Her existence narrows to the crone and her, just the two of them staring at each other. She is reminded of another forest, another time, when she had risked Johana to please a false king. Then, there was a clear reason why the crone did not attack immediately. Now, there is none.Why?
As she reaches her clothes and gathers them up, she understands why. The crone’s head and front legs are clear to see, but not its hind body. That – the impossibility of it again, so many impossibilities today – isin the ground.
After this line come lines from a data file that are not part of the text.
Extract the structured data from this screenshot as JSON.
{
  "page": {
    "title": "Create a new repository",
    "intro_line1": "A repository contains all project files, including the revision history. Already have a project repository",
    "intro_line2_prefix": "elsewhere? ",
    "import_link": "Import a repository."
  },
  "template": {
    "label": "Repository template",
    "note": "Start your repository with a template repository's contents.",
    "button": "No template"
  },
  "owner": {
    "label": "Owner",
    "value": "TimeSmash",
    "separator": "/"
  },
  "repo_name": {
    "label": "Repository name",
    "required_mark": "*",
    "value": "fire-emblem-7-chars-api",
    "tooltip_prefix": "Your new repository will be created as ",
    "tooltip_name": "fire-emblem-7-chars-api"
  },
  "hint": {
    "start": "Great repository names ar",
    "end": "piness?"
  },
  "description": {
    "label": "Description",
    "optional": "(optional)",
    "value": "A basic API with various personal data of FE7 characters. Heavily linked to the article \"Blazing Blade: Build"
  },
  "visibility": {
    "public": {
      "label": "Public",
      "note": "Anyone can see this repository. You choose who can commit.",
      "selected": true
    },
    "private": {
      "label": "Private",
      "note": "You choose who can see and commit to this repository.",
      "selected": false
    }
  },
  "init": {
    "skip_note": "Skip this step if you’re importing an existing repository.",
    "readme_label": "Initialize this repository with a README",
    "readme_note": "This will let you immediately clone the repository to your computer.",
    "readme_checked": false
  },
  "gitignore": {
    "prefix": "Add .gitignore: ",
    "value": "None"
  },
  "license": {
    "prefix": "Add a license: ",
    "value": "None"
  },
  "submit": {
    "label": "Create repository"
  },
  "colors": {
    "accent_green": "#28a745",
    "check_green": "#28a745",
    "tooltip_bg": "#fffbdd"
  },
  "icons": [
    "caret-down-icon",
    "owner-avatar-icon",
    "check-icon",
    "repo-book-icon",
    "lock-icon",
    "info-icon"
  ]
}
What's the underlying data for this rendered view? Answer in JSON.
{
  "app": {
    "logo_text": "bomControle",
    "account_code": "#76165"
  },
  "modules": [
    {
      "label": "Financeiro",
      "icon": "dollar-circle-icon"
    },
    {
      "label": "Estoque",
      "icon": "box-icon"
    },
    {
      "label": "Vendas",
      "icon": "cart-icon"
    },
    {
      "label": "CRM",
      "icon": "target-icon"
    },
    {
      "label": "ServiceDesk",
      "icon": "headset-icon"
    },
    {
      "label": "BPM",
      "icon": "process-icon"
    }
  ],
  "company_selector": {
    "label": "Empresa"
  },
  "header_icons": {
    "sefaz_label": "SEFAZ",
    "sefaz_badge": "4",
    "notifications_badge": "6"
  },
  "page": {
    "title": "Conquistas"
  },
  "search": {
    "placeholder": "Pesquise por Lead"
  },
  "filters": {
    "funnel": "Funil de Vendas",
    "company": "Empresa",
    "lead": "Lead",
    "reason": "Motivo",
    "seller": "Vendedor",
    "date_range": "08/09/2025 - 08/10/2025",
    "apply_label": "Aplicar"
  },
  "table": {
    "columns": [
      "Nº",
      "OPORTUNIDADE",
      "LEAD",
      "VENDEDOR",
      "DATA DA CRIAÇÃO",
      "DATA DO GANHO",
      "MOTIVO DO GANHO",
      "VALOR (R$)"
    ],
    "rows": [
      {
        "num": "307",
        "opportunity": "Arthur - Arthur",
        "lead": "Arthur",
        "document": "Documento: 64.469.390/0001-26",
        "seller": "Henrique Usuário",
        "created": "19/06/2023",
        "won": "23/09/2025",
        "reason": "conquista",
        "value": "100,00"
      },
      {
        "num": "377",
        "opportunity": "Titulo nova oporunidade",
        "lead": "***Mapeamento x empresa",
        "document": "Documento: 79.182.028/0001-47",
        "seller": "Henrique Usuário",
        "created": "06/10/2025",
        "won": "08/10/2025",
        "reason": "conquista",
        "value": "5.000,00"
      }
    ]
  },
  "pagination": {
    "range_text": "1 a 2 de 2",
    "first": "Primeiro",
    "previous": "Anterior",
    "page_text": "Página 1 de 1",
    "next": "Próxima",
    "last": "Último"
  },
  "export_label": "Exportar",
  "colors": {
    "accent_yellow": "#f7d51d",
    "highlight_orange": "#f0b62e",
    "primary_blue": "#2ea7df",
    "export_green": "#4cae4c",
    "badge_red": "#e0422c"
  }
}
She inches closer. The crone struggles, thrusting its head forward, attempting to impale her on its tusks. But it cannot reach her. Her eyes did not deceive her: the crone’s body is embedded within a circle of fleshy mould. As she watches, a waft of decay unfurls from the monster, and as it does so, the mould sprouts. The crone’s body pulls, agonisingly, up from the ground. It takes Cleves a moment to understand further: the crone is not embedded in the ground. It is being grown from that mould.
She starts back, pulling on her clothes, cramming the parcel containing Howard’s supplies into her pocket. Seymour is out of the water and dressed, clutching Lelij to her chest.
“Run,” is all Cleves says.
They run for what seems like hours, always north, always seeking the end of the wood. Cleves would welcome even a soldier, for that would be a monstrosity she understood. But a beast that is not born, or hatched, but that sprouts from the ground? She has never in all her long studies of animals heard of such a creature.
They reach the base of the Heahmore mountains long before nightfall. The freshness of their swim is a childhood memory. They are scratched and bruised, and their feet are all blister. Better this pain,though, than waiting to allow the crone to finish its strange birth and catch up to them.